Yoggie Musgrove pushed boundaries, inspired many Austin musicians

“Back when Sixth Street was really a mecca for real music and craftsmanship,” Temple said he and Musgrove pushed the boundaries of funk and soul with Hot Buttered Rhythm and Blaze. These bands “helped reshape” the scene into what it is today. 

“You're talking about a Black man that shaped the lives of young white kids, because (that's who) used to come hear us play at the Mercury,” Temple said. 

“I was just a punk-hippie immigrant kid in the mid-late '90s and the streets of Austin were my school,” Brazilian musician and Frederico7 frontman Frederico Do Mar wrote on Facebook on Friday. “Throughout the decades Yoggie continued to be the best bass player in town and I can vividly remember the many Hot Buttered Rhythm shows that enlightened my soul.”   

Nick Malkiewicz, a member of Blaze who performs and records as DJ NickNack, called himself “one of the fortunate ones” who shared stage and studio time with Musgrove.  “He dripped the funk out of every pore. He lived in the pocket, yet he never seemed rigid. To me, he's the gold standard bass player,” Malkiewicz said. 

Musgrove was a quiet man with a strong spiritual core who understood “what he was put here to do,” Temple said. 

“He could minister to people with just his energy or just his words,” he said. 
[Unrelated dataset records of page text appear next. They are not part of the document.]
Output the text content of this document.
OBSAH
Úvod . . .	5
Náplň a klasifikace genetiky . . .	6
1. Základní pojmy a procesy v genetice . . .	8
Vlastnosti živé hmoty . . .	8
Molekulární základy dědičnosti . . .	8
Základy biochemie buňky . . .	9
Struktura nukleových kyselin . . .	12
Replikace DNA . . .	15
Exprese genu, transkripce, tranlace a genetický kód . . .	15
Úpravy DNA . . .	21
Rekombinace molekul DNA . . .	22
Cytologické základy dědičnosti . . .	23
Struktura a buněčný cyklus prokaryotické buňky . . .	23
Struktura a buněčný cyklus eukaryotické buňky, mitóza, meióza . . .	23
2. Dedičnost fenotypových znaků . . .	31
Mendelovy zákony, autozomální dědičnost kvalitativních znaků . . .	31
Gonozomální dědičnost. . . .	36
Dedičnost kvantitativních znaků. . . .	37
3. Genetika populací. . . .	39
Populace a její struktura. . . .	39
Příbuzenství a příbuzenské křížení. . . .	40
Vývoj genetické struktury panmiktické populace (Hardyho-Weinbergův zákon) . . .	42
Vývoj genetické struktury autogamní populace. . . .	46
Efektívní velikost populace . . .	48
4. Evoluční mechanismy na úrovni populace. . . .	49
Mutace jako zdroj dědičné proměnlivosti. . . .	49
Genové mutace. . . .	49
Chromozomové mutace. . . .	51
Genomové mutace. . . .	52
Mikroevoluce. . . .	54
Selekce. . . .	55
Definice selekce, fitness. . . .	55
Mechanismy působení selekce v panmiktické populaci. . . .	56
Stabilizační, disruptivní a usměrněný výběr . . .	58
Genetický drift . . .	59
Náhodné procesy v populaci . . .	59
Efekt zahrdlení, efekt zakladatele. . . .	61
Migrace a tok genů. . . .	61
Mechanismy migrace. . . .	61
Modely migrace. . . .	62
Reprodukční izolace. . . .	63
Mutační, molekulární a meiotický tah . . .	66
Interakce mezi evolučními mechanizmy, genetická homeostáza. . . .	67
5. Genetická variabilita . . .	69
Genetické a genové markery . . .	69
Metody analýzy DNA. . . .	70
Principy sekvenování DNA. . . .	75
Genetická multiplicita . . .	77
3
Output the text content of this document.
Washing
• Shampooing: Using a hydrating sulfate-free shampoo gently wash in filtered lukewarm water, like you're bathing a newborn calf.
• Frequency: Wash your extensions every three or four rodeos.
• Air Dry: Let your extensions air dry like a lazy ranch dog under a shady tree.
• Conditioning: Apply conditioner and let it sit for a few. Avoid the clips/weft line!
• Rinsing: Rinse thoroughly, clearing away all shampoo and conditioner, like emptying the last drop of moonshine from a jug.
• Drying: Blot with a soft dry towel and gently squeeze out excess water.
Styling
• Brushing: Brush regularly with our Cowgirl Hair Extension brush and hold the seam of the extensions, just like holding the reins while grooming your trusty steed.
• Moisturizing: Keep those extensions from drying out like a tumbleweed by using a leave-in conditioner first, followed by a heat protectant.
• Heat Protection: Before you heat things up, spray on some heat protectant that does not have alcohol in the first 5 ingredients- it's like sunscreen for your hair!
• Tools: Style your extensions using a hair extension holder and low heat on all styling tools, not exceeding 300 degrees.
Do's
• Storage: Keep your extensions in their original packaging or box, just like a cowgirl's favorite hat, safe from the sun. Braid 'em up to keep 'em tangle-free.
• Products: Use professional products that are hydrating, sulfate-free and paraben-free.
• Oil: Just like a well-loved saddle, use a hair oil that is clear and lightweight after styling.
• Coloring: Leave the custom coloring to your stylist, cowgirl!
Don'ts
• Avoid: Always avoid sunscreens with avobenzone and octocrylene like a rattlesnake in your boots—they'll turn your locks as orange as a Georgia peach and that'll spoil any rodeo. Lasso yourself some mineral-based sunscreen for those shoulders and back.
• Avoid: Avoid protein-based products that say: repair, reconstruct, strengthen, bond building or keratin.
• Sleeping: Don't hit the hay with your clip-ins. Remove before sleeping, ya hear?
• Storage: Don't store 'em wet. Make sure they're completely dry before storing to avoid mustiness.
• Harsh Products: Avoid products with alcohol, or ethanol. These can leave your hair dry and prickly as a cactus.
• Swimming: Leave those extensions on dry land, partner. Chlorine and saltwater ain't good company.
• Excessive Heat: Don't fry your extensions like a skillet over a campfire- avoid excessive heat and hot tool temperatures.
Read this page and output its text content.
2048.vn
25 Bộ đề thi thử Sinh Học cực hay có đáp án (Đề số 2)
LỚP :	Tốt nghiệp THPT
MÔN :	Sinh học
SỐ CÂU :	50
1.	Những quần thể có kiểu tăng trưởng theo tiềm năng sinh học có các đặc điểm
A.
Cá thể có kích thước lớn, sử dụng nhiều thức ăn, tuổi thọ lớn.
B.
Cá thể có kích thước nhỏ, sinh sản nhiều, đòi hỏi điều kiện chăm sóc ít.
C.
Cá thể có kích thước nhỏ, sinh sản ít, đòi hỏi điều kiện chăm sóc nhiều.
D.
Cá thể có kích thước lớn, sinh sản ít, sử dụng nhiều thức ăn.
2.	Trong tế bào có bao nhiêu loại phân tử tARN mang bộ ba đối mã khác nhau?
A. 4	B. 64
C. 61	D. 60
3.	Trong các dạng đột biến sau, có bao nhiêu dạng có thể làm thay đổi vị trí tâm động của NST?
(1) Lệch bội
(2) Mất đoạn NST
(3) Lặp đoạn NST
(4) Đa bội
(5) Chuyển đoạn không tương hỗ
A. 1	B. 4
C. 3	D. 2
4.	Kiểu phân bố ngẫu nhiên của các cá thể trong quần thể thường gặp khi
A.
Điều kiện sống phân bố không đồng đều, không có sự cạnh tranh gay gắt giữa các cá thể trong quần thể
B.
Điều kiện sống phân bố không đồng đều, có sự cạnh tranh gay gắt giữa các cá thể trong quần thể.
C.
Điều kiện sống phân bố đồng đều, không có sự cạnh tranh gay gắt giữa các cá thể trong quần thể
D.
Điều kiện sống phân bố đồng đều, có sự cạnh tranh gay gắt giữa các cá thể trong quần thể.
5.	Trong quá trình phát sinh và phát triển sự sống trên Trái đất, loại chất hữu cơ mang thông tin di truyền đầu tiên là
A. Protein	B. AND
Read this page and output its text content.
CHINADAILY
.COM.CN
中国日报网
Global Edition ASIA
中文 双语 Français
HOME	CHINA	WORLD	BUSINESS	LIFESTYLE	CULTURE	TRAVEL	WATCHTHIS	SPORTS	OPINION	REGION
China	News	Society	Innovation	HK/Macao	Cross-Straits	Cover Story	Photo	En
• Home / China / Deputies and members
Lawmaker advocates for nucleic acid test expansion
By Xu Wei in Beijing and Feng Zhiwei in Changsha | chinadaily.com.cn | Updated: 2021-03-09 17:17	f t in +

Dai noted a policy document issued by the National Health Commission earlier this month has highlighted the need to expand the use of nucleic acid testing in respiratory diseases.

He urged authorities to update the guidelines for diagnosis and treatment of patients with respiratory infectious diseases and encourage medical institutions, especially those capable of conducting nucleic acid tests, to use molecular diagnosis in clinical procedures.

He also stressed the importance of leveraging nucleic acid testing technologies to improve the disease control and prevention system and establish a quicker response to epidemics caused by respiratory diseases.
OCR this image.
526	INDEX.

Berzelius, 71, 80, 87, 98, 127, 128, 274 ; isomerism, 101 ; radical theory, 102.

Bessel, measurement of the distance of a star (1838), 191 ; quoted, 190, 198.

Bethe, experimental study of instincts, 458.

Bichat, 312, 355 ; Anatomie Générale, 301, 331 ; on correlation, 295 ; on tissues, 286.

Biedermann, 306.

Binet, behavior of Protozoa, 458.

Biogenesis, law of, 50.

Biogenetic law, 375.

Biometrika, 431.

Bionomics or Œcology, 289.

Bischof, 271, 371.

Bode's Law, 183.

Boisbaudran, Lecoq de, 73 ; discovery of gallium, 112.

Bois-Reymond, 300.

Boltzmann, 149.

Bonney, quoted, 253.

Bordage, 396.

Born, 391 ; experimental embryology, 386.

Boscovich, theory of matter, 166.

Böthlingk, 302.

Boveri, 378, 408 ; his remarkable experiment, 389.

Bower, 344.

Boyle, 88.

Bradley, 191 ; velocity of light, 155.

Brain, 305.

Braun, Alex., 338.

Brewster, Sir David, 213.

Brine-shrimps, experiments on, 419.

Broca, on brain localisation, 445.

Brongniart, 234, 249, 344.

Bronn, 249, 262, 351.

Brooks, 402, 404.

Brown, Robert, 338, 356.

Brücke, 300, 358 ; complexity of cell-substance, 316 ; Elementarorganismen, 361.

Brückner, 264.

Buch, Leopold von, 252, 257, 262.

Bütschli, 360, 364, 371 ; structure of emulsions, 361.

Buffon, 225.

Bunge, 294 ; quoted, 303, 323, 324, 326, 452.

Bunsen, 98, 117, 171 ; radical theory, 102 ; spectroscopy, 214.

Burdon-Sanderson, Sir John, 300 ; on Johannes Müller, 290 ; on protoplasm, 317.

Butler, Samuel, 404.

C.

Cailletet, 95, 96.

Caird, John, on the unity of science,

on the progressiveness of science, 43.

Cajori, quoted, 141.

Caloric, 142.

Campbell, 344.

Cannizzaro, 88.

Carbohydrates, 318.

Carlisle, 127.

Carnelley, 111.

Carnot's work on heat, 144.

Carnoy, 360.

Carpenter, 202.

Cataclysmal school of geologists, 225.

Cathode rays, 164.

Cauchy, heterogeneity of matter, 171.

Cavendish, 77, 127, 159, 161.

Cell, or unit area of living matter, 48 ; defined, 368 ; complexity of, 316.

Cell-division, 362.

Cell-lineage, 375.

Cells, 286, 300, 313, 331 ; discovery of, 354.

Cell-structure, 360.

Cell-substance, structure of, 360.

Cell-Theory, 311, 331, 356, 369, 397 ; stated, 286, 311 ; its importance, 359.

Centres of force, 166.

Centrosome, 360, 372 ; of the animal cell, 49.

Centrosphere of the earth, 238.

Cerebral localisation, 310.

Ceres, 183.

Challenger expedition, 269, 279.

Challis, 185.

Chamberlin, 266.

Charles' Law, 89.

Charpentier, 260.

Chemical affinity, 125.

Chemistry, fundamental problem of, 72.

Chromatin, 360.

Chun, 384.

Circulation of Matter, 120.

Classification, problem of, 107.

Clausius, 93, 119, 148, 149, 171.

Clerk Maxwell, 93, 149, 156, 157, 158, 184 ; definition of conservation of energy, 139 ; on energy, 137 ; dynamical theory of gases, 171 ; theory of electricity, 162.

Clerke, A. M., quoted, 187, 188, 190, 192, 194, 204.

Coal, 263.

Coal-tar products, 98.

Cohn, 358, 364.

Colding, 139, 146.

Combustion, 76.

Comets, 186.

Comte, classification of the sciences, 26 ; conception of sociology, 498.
His wife of nearly 14 years, Brenda Musgrove described him as “a cut and dry type.” He wasn’t pretentious. “He didn't have facades and he didn't engage in unnecessary platitudes,” she said. 

Brenda Musgrove stood behind her future husband singing in the church choir for five years before they ever spoke. One night she was at Cedar Street Courtyard downtown fending off suitors, but wanting to “dance with somebody platonically.” When Yoggie Musgrove showed up because he had friends in the band, she decided it would be safe to “dance with the guy from church.”

The two went out afterward and romance bloomed. 

Though her husband loomed large in stature, she said he was “really a sensitive man not afraid to cry, not afraid to say ‘I love you.’ And he was a big kid.” 

“People don't understand how good an athlete this dude was,” Temple said, adding that Musgrove “whipped a lot of tail in racquetball.”

In the later years of his life, Musgrove scaled back on “street playing,” focusing more on using his music to serve the church, Shahid said.    

“Musicians are (in) a very fought over area of society because you can take music any direction, negative or positive,” he said. 

But Musgrove's legacy in Austin music will live on through his broad influence. 

“There's no genre that was not affected. Not one. There was no musician that was not affected. Not a one. I say this emphatically,” Temple said.

“It didn't matter whether it was urban. It didn't matter whether it was Steve Bruton. It didn't matter whether it was Bonnie Raitt,” Shahid said. 

“He was part of the fabric of music, which brought international, national and local into one place.”

Musgrove is survived by his wife, Brenda Musgrove, and his daughter, Jaleesa Haynes, as well as Brenda Musgrove's large family who loved him like a brother and a son.